Conventional modified release preparations of tamsulosin HCl have been linked to increased incidence of cardiovascular adverse events, possibly due to rapid drug peaks soon after ingestion. A 'flattened' absorption profile has been shown to reduce the occurrence of these unwanted effects while improving symptom control. The potential of a novel triple-layered tablet to effect prolonged release and continuous absorption of tamsulosin HCl in the gastrointestinal tract was investigated in this clinical study. Gastrointestinal (GI) transit behaviour was monitored by scintigraphic imaging of technetium-labelled tablets. Drug absorption levels were simultaneously determined through pharmacokinetic analysis of blood samples. A mean Cmax of 6 ± 3 ng/nL was achieved after 324 ± 184 min (mean tmax). The mean AUC0-24 was noted as 4,359 ± 1,880 ng/mL min. The mean gastric emptying and colon arrival times of the tablets were 105.2 ± 68.9 and 270.1 ± 32.0 min post-dose; giving a mean small intestine transit time of 164.9 ± 83.6 min. Variations in gastrointestinal transit did not appear to influence drug absorption. Correlation of scintigraphic and PK data indicated that tamsulosin HCl is released steadily throughout the entire GI tract, suggesting that the mechanism of drug release is independent of GI site allowing drug release even in the low moisture environment of the colon.

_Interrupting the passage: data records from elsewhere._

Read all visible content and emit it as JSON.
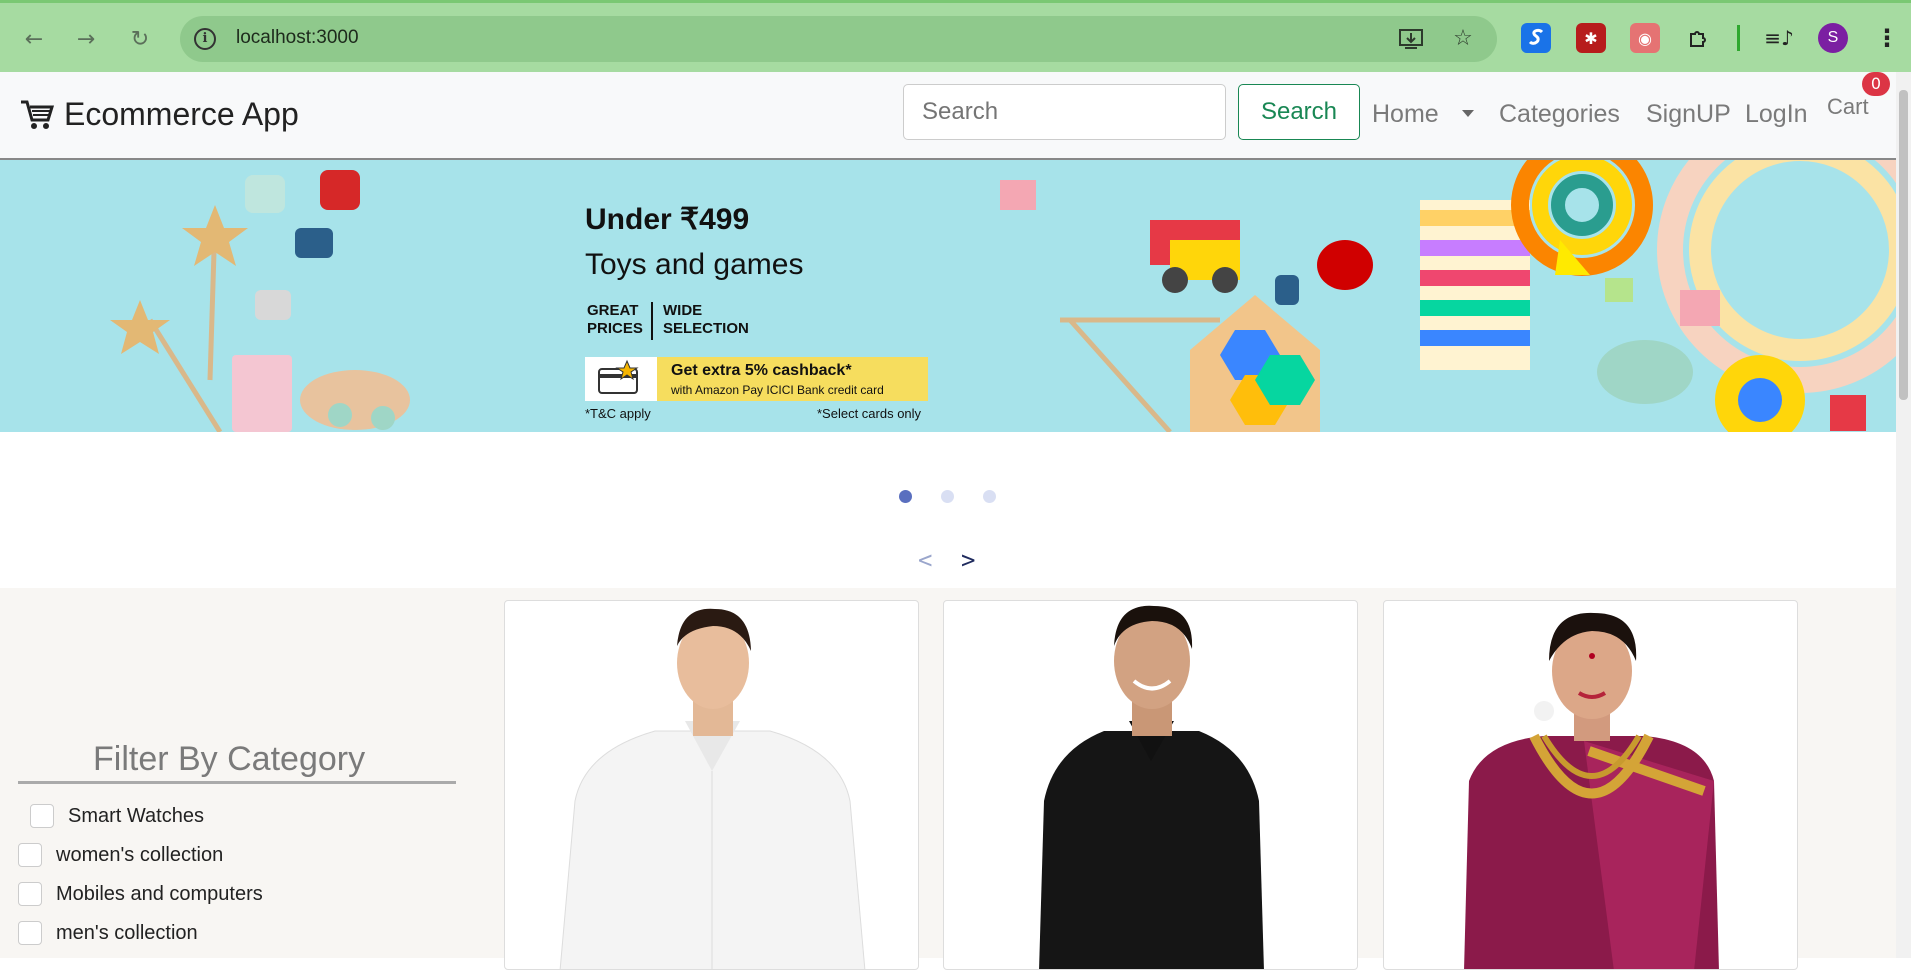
{
  "browser": {
    "url": "localhost:3000",
    "profile_initial": "S",
    "icons": [
      "back-icon",
      "forward-icon",
      "reload-icon",
      "site-info-icon",
      "install-app-icon",
      "bookmark-star-icon",
      "extensions-puzzle-icon",
      "media-playlist-icon",
      "more-menu-icon"
    ]
  },
  "navbar": {
    "brand": "Ecommerce App",
    "search_placeholder": "Search",
    "search_button": "Search",
    "links": [
      "Home",
      "Categories",
      "SignUP",
      "LogIn"
    ],
    "cart_label": "Cart",
    "cart_count": "0"
  },
  "banner": {
    "headline": "Under ₹499",
    "subheadline": "Toys and games",
    "tag_left": [
      "GREAT",
      "PRICES"
    ],
    "tag_right": [
      "WIDE",
      "SELECTION"
    ],
    "cashback_title": "Get extra 5% cashback*",
    "cashback_sub": "with Amazon Pay ICICI Bank credit card",
    "fine_left": "*T&C apply",
    "fine_right": "*Select cards only"
  },
  "carousel": {
    "dots": 3,
    "active_index": 0,
    "prev": "<",
    "next": ">"
  },
  "filter": {
    "title": "Filter By Category",
    "categories": [
      "Smart Watches",
      "women's collection",
      "Mobiles and computers",
      "men's collection"
    ]
  },
  "products": [
    {
      "image": "man-white-shirt-photo"
    },
    {
      "image": "man-black-shirt-photo"
    },
    {
      "image": "woman-saree-photo"
    }
  ],
  "colors": {
    "chrome": "#a6dba1",
    "success": "#198754",
    "badge": "#dc3545",
    "banner_bg": "#a7e3ea"
  }
}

盐酸坦索罗辛的常规改良释放制剂与心血管不良事件的发生率增加有关,这可能是由于摄入后药物迅速达到峰值。“平坦”的吸收曲线已被证明可降低这些不良作用的发生,同时改善症状控制。本临床研究旨在探究一种新型三层片剂在胃肠道中对盐酸坦索罗辛的延长释放和持续吸收的潜力。通过锝标记片剂的闪烁成像监测胃肠道(GI)转运行为。通过对血样的药代动力学分析同时确定药物吸收水平。在 324±184 分钟(平均 tmax)后,达到 6±3ng/nL 的平均 Cmax。平均 AUC0-24 为 4,359±1,880ng/mL min。片剂的平均胃排空和结肠到达时间为给药后 105.2±68.9 分钟和 270.1±32.0 分钟;小肠转运时间平均为 164.9±83.6 分钟。胃肠道转运的变化似乎并不影响药物吸收。闪烁成像和 PK 数据的相关性表明,盐酸坦索罗辛在整个胃肠道中稳定释放,这表明药物释放的机制独立于胃肠道部位,即使在结肠的低水分环境中也能释放药物。